For over 15 years, Jadamec has studied the Alaskan subduction zone, where two huge pieces of the Earth’s rigid outer layer — the North American Plate and the Pacific Plate — are converging. In this region, the Pacific Plate is being forced under the North American Plate.

“If you imagine the Earth to be an orange, the tectonic plates are the outermost layer, like a peel that’s broken. These plates are floating on the mantle and moving in different directions. In the Alaskan subduction zone, you have two plates that are moving toward one another with enormous force,” says Jadamec, PhD, an assistant professor of geology in the UB College of Arts and Sciences and a faculty member in the university’s Computational and Data-enabled Science and Engineering Program.

She explains that as the tectonic plates press against each other, their complex, 3-D geometries mean that the Earth is strained in different ways, with some areas getting compressed (a compressional quake) and others stretching out (an extensional quake).

“In the region of south central Alaska where the Nov. 30 earthquake occurred, the shape of the plate boundary varies in three dimensions,” Jadamec says. “This can lead to faults in multiple directions, allowing for both compressional events as well as what the initial data indicate is an extensional event for the Nov. 30 earthquake.”

She says initial data suggest that the Nov. 30 earthquake occurred inside the downgoing Pacific Plate.

“In this part of Alaska, the 44-kilometer depth of the Nov. 30 earthquake calculated by the U.S. Geological Survey suggests the event occurred inside the Pacific Plate, near where my subduction models define the plate interface. Here, the Pacific Plate is curved, like a very broad flat-topped hill spanning several hundred kilometers across. The Nov. 30 event appears to have occurred just to the west side of that arc within the Pacific Plate,” Jadamec says.

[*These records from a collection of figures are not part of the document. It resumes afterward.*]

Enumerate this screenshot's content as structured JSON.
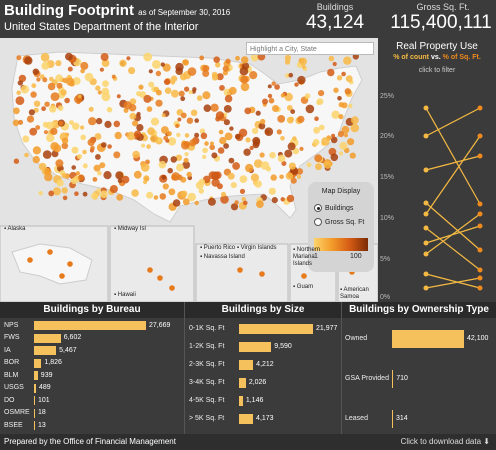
{
  "header": {
    "title": "Building Footprint",
    "as_of": "as of September 30, 2016",
    "subtitle": "United States Department of the Interior",
    "buildings_label": "Buildings",
    "buildings_value": "43,124",
    "sqft_label": "Gross Sq. Ft.",
    "sqft_value": "115,400,111"
  },
  "map": {
    "search_placeholder": "Highlight a City, State",
    "legend_title": "Map Display",
    "option_buildings": "Buildings",
    "option_sqft": "Gross Sq. Ft",
    "scale_min": "1",
    "scale_max": "100",
    "insets": [
      "Alaska",
      "Midway Isl",
      "Hawaii",
      "Puerto Rico",
      "Virgin Islands",
      "Navassa Island",
      "Northern Mariana Islands",
      "Guam",
      "American Samoa"
    ]
  },
  "real_property": {
    "title": "Real Property Use",
    "count_label": "% of count",
    "vs": "vs.",
    "sqft_label": "% of Sq. Ft.",
    "hint": "click to filter",
    "ticks": [
      "25%",
      "20%",
      "15%",
      "10%",
      "5%",
      "0%"
    ],
    "colors": {
      "count": "#f4b942",
      "sqft": "#f08a1c"
    }
  },
  "bureau": {
    "title": "Buildings by Bureau",
    "max": 27669,
    "rows": [
      {
        "label": "NPS",
        "value": 27669,
        "text": "27,669"
      },
      {
        "label": "FWS",
        "value": 6602,
        "text": "6,602"
      },
      {
        "label": "IA",
        "value": 5467,
        "text": "5,467"
      },
      {
        "label": "BOR",
        "value": 1826,
        "text": "1,826"
      },
      {
        "label": "BLM",
        "value": 939,
        "text": "939"
      },
      {
        "label": "USGS",
        "value": 489,
        "text": "489"
      },
      {
        "label": "DO",
        "value": 101,
        "text": "101"
      },
      {
        "label": "OSMRE",
        "value": 18,
        "text": "18"
      },
      {
        "label": "BSEE",
        "value": 13,
        "text": "13"
      }
    ]
  },
  "size": {
    "title": "Buildings by Size",
    "max": 21977,
    "rows": [
      {
        "label": "0-1K Sq. Ft",
        "value": 21977,
        "text": "21,977"
      },
      {
        "label": "1-2K Sq. Ft",
        "value": 9590,
        "text": "9,590"
      },
      {
        "label": "2-3K Sq. Ft",
        "value": 4212,
        "text": "4,212"
      },
      {
        "label": "3-4K Sq. Ft",
        "value": 2026,
        "text": "2,026"
      },
      {
        "label": "4-5K Sq. Ft",
        "value": 1146,
        "text": "1,146"
      },
      {
        "label": "> 5K Sq. Ft",
        "value": 4173,
        "text": "4,173"
      }
    ]
  },
  "ownership": {
    "title": "Buildings by Ownership Type",
    "max": 42100,
    "rows": [
      {
        "label": "Owned",
        "value": 42100,
        "text": "42,100"
      },
      {
        "label": "GSA Provided",
        "value": 710,
        "text": "710"
      },
      {
        "label": "Leased",
        "value": 314,
        "text": "314"
      }
    ]
  },
  "footer": {
    "prepared": "Prepared by the Office of Financial Management",
    "download": "Click to download data"
  }
}
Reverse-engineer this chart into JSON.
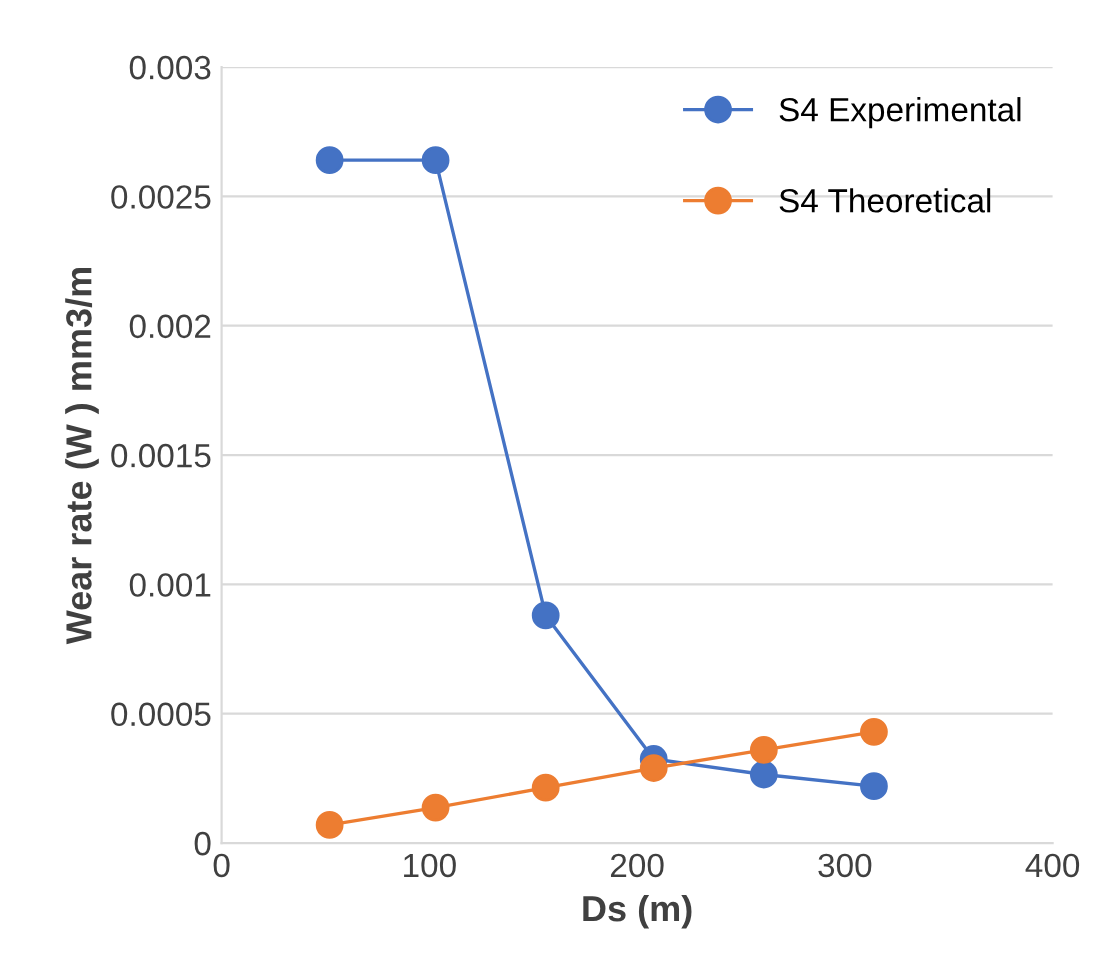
{
  "chart_data": {
    "type": "line",
    "xlabel": "Ds (m)",
    "ylabel": "Wear rate (W ) mm3/m",
    "series": [
      {
        "name": "S4 Experimental",
        "color": "#4472c4",
        "x": [
          52,
          103,
          156,
          208,
          261,
          314
        ],
        "values": [
          0.00264,
          0.00264,
          0.00088,
          0.000325,
          0.000265,
          0.00022
        ]
      },
      {
        "name": "S4 Theoretical",
        "color": "#ed7d31",
        "x": [
          52,
          103,
          156,
          208,
          261,
          314
        ],
        "values": [
          7e-05,
          0.000137,
          0.000214,
          0.00029,
          0.00036,
          0.00043
        ]
      }
    ],
    "xlim": [
      0,
      400
    ],
    "xticks": [
      0,
      100,
      200,
      300,
      400
    ],
    "ylim": [
      0,
      0.003
    ],
    "yticks": [
      0,
      0.0005,
      0.001,
      0.0015,
      0.002,
      0.0025,
      0.003
    ],
    "grid": "y",
    "legend": "top right",
    "marker": "circle",
    "line_style": "solid"
  }
}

Historically, the Alaska subduction zone is known for its large earthquakes, where the Pacific and North American plates scrape against each other violently as one slides suddenly over the other in the subduction zone. This scenario generates megathrust earthquakes, such as the Great Alaskan earthquake, which took place farther southeast within the subduction zone in 1964 and is listed by the U.S. Geological Survey as the second-largest earthquake recorded in the world.

“Unlike the 1964 megathrust event, the Nov. 30 event was likely caused by normal faulting within the Pacific Plate, which suggests that part of the Pacific Plate was stretching apart. How the dynamics of this event fit into the larger compressional tectonics of the subduction zone is now actively being examined," Jadamec says.

Jadamec’s research is at the forefront of understanding the three-dimensional dynamics of subduction zones. Alaska is a major focus of her work, and her research group has created 3D visualizations of the Alaskan subduction zone that show the shape of the Pacific Plate as it descends into the Earth’s mantle beneath the North American Plate:

Visualizations (see end of videos for credits and requirements for reuse):

“3D visualization is a cutting-edge area of research. It’s really useful in understanding the deformation of the Earth, especially in areas like the Alaskan subduction zone where the situation is complicated in three dimensions,” Jadamec says. “There are a lot of tectonic processes happening there that don’t fit into a simple two-dimensional paradigm.”

As the focus of Jadamec’s work is on the large-scale, long-term dynamics of subduction zones that provide the regional tectonic framework, she does not have the expertise to discuss shorter-term effects such as the likelihood and potential strength of aftershocks in the Anchorage area.